前回のコラムでは、円安の要因を本邦事業法人の米ドル買い遅れという点と、骨太ショックという側面から解説させていただきました。
【※関連記事はこちら!】
⇒米ドル/円の年内170円はあり得る! 165円はバリアが厚く介入警戒ゾーンで攻防に注目。明確に上抜ければ、介入待ちだった事業法人の米ドル買いが一気に噴き出す可能性(7月2日、西原宏一)
今回は、日本国債(JGB)市場で利回り急騰が続くなか、グローバルマクロ系ヘッジファンドの間で「日本売り」が注目されていることをご紹介します。
7月8日(水)の日本債券市場で10年債利回りは一時2.870%まで上昇し、1997年以来およそ29年ぶりの高水準となりました。
中東情勢の緊迫化による原油高でインフレ懸念が再燃したことに加え、高市政権の積極財政路線による財政悪化への懸念も、利回り上昇要因として意識されています。
市場関係者の間では、日本10年債利回りの「3%」が1つの節目として意識されています。

(出所:TradingView(トレーディングビュー))
ソシエテジェネラルの金利ストラテジスト、スティーブン・スプラット氏は「転換点は10年債利回りが3%をやや超えたあたりにあるとみているが、3%に達した時点で市場は疑問を持ち始めるだろう」と指摘しています。

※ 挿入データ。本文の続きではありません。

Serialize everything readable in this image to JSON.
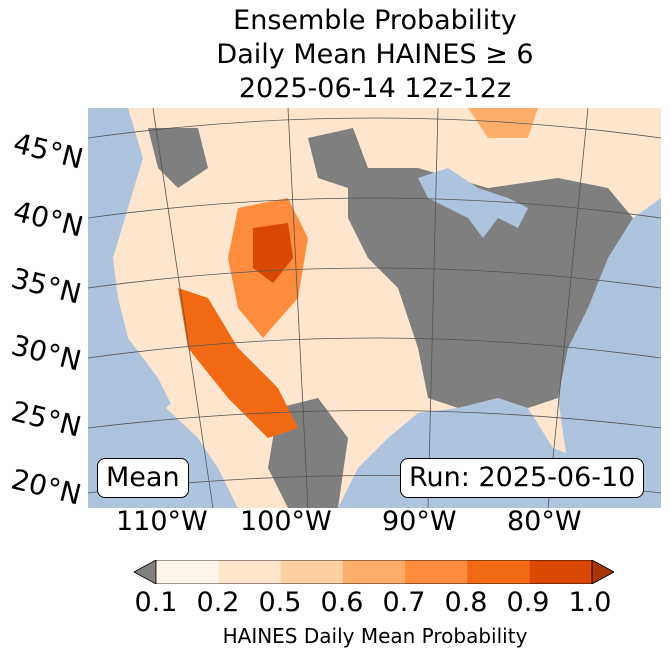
{
  "title": {
    "line1": "Ensemble Probability",
    "line2": "Daily Mean HAINES ≥ 6",
    "line3": "2025-06-14 12z-12z"
  },
  "labels": {
    "left_box": "Mean",
    "right_box": "Run: 2025-06-10"
  },
  "latitudes": [
    "45°N",
    "40°N",
    "35°N",
    "30°N",
    "25°N",
    "20°N"
  ],
  "longitudes": [
    "110°W",
    "100°W",
    "90°W",
    "80°W"
  ],
  "colorbar": {
    "ticks": [
      "0.1",
      "0.2",
      "0.5",
      "0.6",
      "0.7",
      "0.8",
      "0.9",
      "1.0"
    ],
    "colors": [
      "#fff5eb",
      "#fee6ce",
      "#fdd0a2",
      "#fdae6b",
      "#fd8d3c",
      "#f16913",
      "#d94801",
      "#a63603"
    ],
    "under_color": "#808080",
    "label": "HAINES Daily Mean Probability"
  },
  "colors": {
    "ocean": "#aec4de",
    "low": "#7f7f7f",
    "land_light": "#fee6ce"
  }
}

エイゴン・アセット・マネジメントのスティーブン・ジョーンズ氏も「日本は『カネは永遠にタダ』という前提の上に世界最大の政府債務を築いてきたが、市場は今その前提を急速に覆しつつある。東京は過去の借り換えと将来の資金調達を、一世代ぶりの高い金利で行わなければならない」と警鐘を鳴らしています。
(出所:FT(フィナンシャル・タイムズ))
また、ゴールドマン・サックスは、財政懸念が利払い費を押し上げ、それがさらに財政を圧迫するという「悪循環」に陥るリスクを警告しています。

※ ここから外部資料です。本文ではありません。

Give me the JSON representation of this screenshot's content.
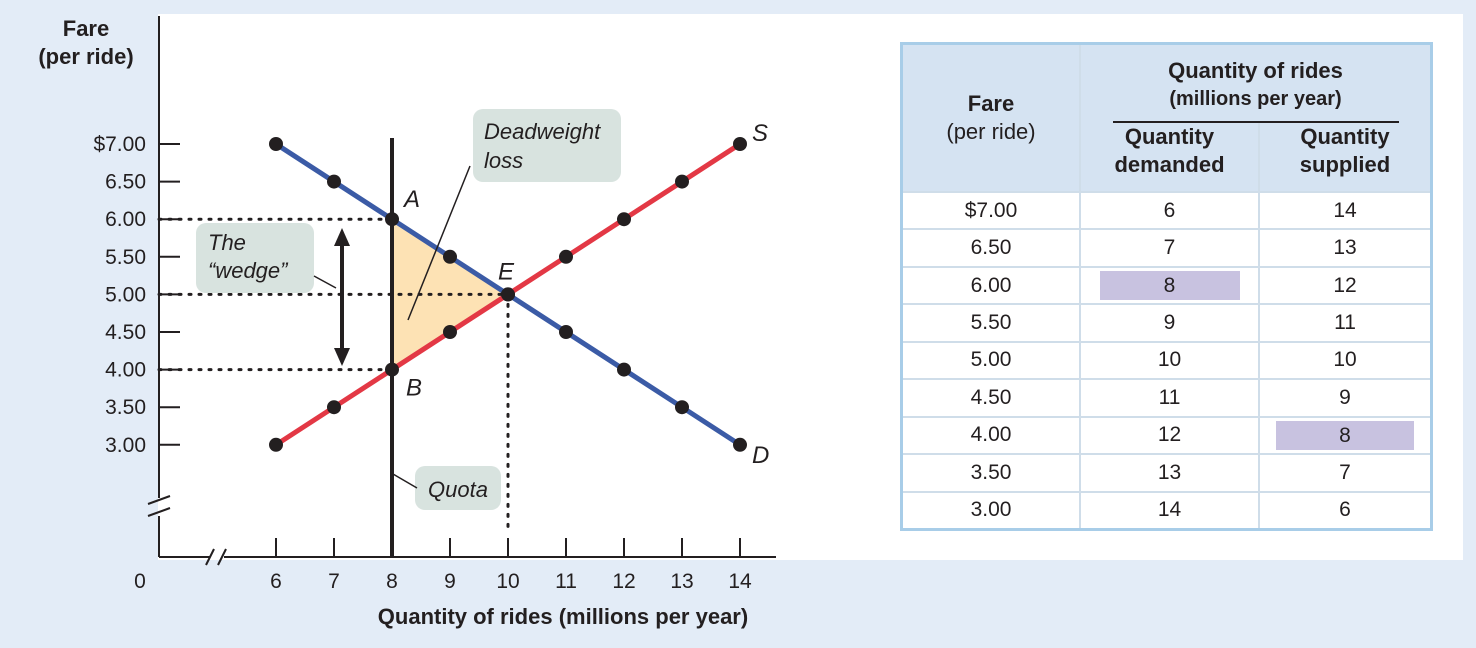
{
  "chart_data": {
    "type": "line",
    "xlabel": "Quantity of rides (millions per year)",
    "ylabel": [
      "Fare",
      "(per ride)"
    ],
    "x_ticks": [
      6,
      7,
      8,
      9,
      10,
      11,
      12,
      13,
      14
    ],
    "y_ticks": [
      "$7.00",
      "6.50",
      "6.00",
      "5.50",
      "5.00",
      "4.50",
      "4.00",
      "3.50",
      "3.00"
    ],
    "y_tick_values": [
      7.0,
      6.5,
      6.0,
      5.5,
      5.0,
      4.5,
      4.0,
      3.5,
      3.0
    ],
    "origin_label": "0",
    "xlim": [
      6,
      14
    ],
    "ylim": [
      3.0,
      7.0
    ],
    "axis_breaks": true,
    "series": [
      {
        "name": "D",
        "color": "#3b5ba6",
        "points": [
          [
            6,
            7.0
          ],
          [
            7,
            6.5
          ],
          [
            8,
            6.0
          ],
          [
            9,
            5.5
          ],
          [
            10,
            5.0
          ],
          [
            11,
            4.5
          ],
          [
            12,
            4.0
          ],
          [
            13,
            3.5
          ],
          [
            14,
            3.0
          ]
        ]
      },
      {
        "name": "S",
        "color": "#e33845",
        "points": [
          [
            6,
            3.0
          ],
          [
            7,
            3.5
          ],
          [
            8,
            4.0
          ],
          [
            9,
            4.5
          ],
          [
            10,
            5.0
          ],
          [
            11,
            5.5
          ],
          [
            12,
            6.0
          ],
          [
            13,
            6.5
          ],
          [
            14,
            7.0
          ]
        ]
      }
    ],
    "quota_x": 8,
    "deadweight_loss_triangle": [
      [
        8,
        6.0
      ],
      [
        8,
        4.0
      ],
      [
        10,
        5.0
      ]
    ],
    "deadweight_color": "#fde2b4",
    "labeled_points": [
      {
        "label": "A",
        "x": 8,
        "y": 6.0
      },
      {
        "label": "B",
        "x": 8,
        "y": 4.0
      },
      {
        "label": "E",
        "x": 10,
        "y": 5.0
      }
    ],
    "annotations": {
      "deadweight": [
        "Deadweight",
        "loss"
      ],
      "wedge": [
        "The",
        "“wedge”"
      ],
      "quota": "Quota"
    }
  },
  "table": {
    "fare_header": [
      "Fare",
      "(per ride)"
    ],
    "group_header": [
      "Quantity of rides",
      "(millions per year)"
    ],
    "qd_header": [
      "Quantity",
      "demanded"
    ],
    "qs_header": [
      "Quantity",
      "supplied"
    ],
    "rows": [
      {
        "fare": "$7.00",
        "qd": "6",
        "qs": "14"
      },
      {
        "fare": "6.50",
        "qd": "7",
        "qs": "13"
      },
      {
        "fare": "6.00",
        "qd": "8",
        "qs": "12"
      },
      {
        "fare": "5.50",
        "qd": "9",
        "qs": "11"
      },
      {
        "fare": "5.00",
        "qd": "10",
        "qs": "10"
      },
      {
        "fare": "4.50",
        "qd": "11",
        "qs": "9"
      },
      {
        "fare": "4.00",
        "qd": "12",
        "qs": "8"
      },
      {
        "fare": "3.50",
        "qd": "13",
        "qs": "7"
      },
      {
        "fare": "3.00",
        "qd": "14",
        "qs": "6"
      }
    ],
    "highlight_color": "#c8c2e0"
  }
}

つまり、グローバルマクロ系ファンドの一部は、この悪循環そのものをトレードの軸に据えているとみられます。すなわち、
(1)日銀の利上げが後手に回る
(2)歳出拡大で国債増発が続く
(3)海外投資家が円ヘッジ付き「国債投資の妙味(※)」の縮小を嫌気して資金を引き揚げる
(※筆者注:円ヘッジ付き国債投資はかつて7%前後の実質リターンがあった。具体的には、日本国債の利回り(たとえば1%)+ヘッジで得られる上乗せ(金利差分、たとえば6%)=合計で7%くらいになっていた)
という三段構えのシナリオです。
海外勢の「日本国債離れ」を示唆する報道も相次いでおり、ファンド勢はこれを「財政ドミナンス」、すなわち日銀が金利を人為的に抑え込み、インフレで債務を目減りさせる戦略の予兆と捉えているとみられます。

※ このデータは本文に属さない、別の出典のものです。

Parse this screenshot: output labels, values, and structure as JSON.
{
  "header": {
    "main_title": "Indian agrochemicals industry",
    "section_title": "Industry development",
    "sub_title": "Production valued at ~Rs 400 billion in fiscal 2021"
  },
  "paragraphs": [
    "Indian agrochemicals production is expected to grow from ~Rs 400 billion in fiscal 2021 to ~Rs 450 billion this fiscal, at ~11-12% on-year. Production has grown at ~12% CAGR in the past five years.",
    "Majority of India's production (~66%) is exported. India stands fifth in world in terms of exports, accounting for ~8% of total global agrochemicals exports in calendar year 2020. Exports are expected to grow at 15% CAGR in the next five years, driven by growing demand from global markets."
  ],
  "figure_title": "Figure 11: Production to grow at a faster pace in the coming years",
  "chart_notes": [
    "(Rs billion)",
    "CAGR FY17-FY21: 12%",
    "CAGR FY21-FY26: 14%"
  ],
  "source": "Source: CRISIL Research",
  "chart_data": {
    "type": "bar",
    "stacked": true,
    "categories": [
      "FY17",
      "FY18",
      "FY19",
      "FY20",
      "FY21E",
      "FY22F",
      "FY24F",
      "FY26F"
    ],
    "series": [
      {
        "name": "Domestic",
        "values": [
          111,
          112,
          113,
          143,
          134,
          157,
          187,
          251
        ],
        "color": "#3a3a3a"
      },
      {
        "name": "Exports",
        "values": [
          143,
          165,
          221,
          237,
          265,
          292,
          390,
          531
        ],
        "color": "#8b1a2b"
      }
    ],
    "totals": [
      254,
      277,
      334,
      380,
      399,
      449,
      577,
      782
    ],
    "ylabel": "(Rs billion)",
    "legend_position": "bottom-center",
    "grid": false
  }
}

米ドル/円は165円を試す展開で、中期は170円に。金利上昇でも通貨が売られる現象こそ、ヘッジファンドの思惑と読み解く鍵に
本来、日本の金利上昇は他国との金利差縮小を通じて円高要因となるはずです。
しかし今回は逆で、日本国債利回りの上昇と円安が同時進行しています。これは金利差ではなく「財政の持続可能性そのもの」への懸念が、通貨の信認を直接損なっている裏付けだとファンド勢はみているようです。
「金利が上がっているのに通貨が売られる」という現象こそ、今回のヘッジファンドの思惑を読み解く鍵となると考えています。
為替市場では、ゴールドマン・サックスが7月6日(月)付で米ドル/円の12カ月予想を155円から165円に上方修正しています。みずほ銀行は170円を上値目処として挙げるなど、円安の長期化を織り込む動きが拡大しています。
米ドル/円はすでに1986年以来の安値圏となる162円台で推移しており、次の節目として大きなバリアオプションが控える165円が視野に入ります。
来週(7月13日~)にかけての焦点は、日本10年債利回りが3%を明確に超えてくるかどうかと、それに対する政府・日銀の反応です。
利回り上昇が加速し、海外勢の円売りが一段と強まれば、米ドル/円は165円方向への動きを強める可能性が高まります。その局面で政府・日銀が本格的な為替介入に再び踏み切るかどうかも注目点です。

(出所:TradingView)
日本10年債利回りの3%超えと、165円を目指す米ドル/円の動向に注目です。